VR for PC—What is Important?
It is vital to have the proper technical components, like high-performance eyewear displays, in order to achieve a quality virtual reality experience, as PCs are working to peak capacity with these headsets—especially when games and applications are shown in high graphical fidelity. Ultimately, those looking for full performance and wanting to play graphically demanding games with advanced settings require an expensive, high-end PC. However, for those who merely want to experience VR, affordable virtual reality PCs—so-called "entry level" PCs—are also available.

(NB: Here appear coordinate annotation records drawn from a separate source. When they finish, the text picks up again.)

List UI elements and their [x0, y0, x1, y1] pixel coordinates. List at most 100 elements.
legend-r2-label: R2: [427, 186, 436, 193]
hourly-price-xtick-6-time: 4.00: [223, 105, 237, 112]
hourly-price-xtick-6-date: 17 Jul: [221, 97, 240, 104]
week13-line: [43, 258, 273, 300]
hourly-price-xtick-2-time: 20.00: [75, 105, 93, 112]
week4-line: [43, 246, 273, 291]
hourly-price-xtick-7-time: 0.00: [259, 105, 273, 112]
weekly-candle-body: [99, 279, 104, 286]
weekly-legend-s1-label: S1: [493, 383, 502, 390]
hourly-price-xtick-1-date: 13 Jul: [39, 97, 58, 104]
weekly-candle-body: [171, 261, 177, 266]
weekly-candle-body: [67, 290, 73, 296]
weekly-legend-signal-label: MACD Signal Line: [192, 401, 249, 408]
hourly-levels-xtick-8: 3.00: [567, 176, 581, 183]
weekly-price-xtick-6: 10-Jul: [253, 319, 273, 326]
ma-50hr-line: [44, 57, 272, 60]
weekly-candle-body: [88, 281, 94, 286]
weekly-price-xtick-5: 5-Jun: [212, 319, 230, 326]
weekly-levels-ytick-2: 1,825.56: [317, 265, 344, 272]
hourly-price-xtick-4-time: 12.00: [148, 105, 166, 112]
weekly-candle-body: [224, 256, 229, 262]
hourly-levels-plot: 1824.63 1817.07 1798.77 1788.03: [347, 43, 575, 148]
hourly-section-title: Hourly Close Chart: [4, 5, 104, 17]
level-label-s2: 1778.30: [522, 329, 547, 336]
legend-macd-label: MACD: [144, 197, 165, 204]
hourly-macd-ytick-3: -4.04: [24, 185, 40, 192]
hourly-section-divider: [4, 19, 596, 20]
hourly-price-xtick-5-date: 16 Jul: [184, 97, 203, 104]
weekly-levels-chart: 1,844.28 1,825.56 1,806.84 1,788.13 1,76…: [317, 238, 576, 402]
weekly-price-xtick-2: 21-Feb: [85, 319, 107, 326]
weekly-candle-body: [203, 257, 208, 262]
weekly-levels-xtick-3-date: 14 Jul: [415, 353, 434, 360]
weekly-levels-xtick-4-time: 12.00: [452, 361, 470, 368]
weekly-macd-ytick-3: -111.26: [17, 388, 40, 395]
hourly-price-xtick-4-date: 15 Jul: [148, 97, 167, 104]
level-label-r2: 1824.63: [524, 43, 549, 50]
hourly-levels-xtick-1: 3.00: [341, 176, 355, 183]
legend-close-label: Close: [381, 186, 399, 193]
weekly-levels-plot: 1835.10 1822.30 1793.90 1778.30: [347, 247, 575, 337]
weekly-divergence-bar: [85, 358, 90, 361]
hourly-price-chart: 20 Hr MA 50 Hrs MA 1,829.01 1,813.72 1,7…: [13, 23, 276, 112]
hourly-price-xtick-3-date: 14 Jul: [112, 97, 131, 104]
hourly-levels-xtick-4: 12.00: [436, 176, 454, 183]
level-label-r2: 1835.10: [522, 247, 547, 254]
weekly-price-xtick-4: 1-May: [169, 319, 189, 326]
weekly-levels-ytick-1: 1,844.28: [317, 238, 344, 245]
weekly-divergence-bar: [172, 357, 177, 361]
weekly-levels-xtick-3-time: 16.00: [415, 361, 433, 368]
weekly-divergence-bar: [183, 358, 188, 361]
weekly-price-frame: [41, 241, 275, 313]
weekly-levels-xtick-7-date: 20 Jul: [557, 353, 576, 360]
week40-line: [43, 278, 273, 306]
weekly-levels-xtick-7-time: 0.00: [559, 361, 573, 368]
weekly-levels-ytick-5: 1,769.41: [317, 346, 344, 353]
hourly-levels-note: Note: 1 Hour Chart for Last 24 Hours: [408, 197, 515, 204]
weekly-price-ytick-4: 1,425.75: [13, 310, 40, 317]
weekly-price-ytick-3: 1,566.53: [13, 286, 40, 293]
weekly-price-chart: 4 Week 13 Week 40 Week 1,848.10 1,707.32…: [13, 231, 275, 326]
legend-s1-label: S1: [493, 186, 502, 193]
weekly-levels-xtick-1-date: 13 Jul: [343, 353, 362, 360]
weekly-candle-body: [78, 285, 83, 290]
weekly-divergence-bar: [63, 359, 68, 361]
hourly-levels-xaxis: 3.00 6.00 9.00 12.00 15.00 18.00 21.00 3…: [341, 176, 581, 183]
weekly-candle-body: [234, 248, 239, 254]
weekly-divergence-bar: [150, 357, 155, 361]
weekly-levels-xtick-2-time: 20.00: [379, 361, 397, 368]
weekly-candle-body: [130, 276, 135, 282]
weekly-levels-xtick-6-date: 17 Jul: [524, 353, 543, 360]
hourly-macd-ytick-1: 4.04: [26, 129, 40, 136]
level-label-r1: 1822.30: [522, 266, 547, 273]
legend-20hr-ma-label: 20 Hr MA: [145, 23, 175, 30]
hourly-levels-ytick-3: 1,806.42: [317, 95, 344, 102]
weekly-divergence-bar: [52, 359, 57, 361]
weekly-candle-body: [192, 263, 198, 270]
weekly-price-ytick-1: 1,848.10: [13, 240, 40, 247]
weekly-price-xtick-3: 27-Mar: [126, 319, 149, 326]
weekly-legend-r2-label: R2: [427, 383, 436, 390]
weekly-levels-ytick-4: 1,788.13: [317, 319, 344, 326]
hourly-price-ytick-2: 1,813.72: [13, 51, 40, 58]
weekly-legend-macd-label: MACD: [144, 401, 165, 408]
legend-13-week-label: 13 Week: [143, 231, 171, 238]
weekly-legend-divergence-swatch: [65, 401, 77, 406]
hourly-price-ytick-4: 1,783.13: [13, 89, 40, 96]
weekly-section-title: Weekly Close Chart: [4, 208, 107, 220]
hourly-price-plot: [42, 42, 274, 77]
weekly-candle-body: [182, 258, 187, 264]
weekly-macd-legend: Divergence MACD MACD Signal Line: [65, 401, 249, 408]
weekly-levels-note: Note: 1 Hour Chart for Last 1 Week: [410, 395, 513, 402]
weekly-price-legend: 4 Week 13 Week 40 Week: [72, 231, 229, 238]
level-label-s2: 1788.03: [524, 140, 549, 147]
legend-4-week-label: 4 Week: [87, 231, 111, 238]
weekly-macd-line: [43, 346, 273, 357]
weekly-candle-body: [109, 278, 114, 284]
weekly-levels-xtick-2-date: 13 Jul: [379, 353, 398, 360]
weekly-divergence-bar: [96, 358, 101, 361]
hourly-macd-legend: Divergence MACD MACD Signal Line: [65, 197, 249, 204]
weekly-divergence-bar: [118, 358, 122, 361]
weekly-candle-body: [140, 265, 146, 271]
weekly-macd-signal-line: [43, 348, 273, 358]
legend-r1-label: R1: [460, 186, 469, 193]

The hardware within the computers at this end of the spectrum, however, is more or less a compromise between price and performance—it is good enough for the average beginner in VR, but too weak and of too low quality for graphics enthusiasts.
It is also important to know that games must constantly run at 90 frames per second—in both Vive and in Rift—for the VR experience to be both authentic and enjoyable. PC hardware weaknesses that create a slump in frame rate quickly spoil the virtual reality experience. To ensure the best possible graphics settings that provide a constant frame rate, the graphics card is the most important hardware to consider for VR. Without a modern GPU (Graphics Processing Unit) the dream of achieving a quality virtual reality experience on your computer becomes unlikely very fast.
The Graphics Card – The Most Important Piece of Hardware for VR
When trying to find the right hardware, it is naturally easier for those who are willing to spend a lot of money. High-end models such as the GeForce GTX 1080 or the Radeon R9 Fury X are exceptional for virtual reality, but cost almost as much as the glasses themselves. For the average player with a limited budget, these are not necessarily an option. Those looking for more favorable variants should consider 390x cards like the GeForce GTX 1070 or Radeon R9; just keep in mind that this means sacrificing image quality. For bargain hunters who want to experience VR on their PC, you can consider entry-level models of the manufacturer: The GTX 1060 and AMD Radeon RX 480 are located in the lower price range and offer competitive performance to the top models of previous generations.
Processor: The Heart of the Computer Upgrade for VR?
Although as far as hardware goes, the processor is not as essential for VR as the graphics card, but its importance should not be underestimated—particularly not in the HTC Vive, since calculations of laser sensors are taken over by the processor. A current Intel Core i5 or equivalent AMD CPU is sufficiently equipped for virtual reality; however, this raises the question of how you want to invest in new hardware in the future. The more current and powerful the CPU, the longer you will be able to go without needing a new upgrade—regardless of whether the PC is specially built for virtual reality or is an all-round gaming computer. Similarly, with the memory, an 8 or 16 GB DDR4 RAM offers enough power to run VR on a PC; however, investing in more memory allows you to operate longer without having to upgrade and retrofit.
Conclusion: VR for PC is a Costly Affair
Those who would like to experience virtual reality at home on their own computer will most likely need to dig deep into their pockets. There is simply no way around this fact. The technology is there, but it is still relatively inaccessible for the average gamer, due to all of the premium hardware that is required in addition to the expensive VR goggles. With the entry-level models by graphics card manufacturers, virtual reality becomes a little more affordable, allowing more people to consider it. In the end, everyone needs to decide for themselves whether the purchase is worthwhile. There are many VR applications that are currently offering mini-game VR experiences, which can be helpful for exploring the potential of the technology before you heavily invest. Extensive role-playing and action genres are not currently available as mini-games. As a cheaper alternative to experience VR on your personal computer, those interested in VR can test it with the upcoming PlayStation VR, Samsung VR, or other variations such as Google Cardboard. The other option is to be patient and wait to see how the market develops.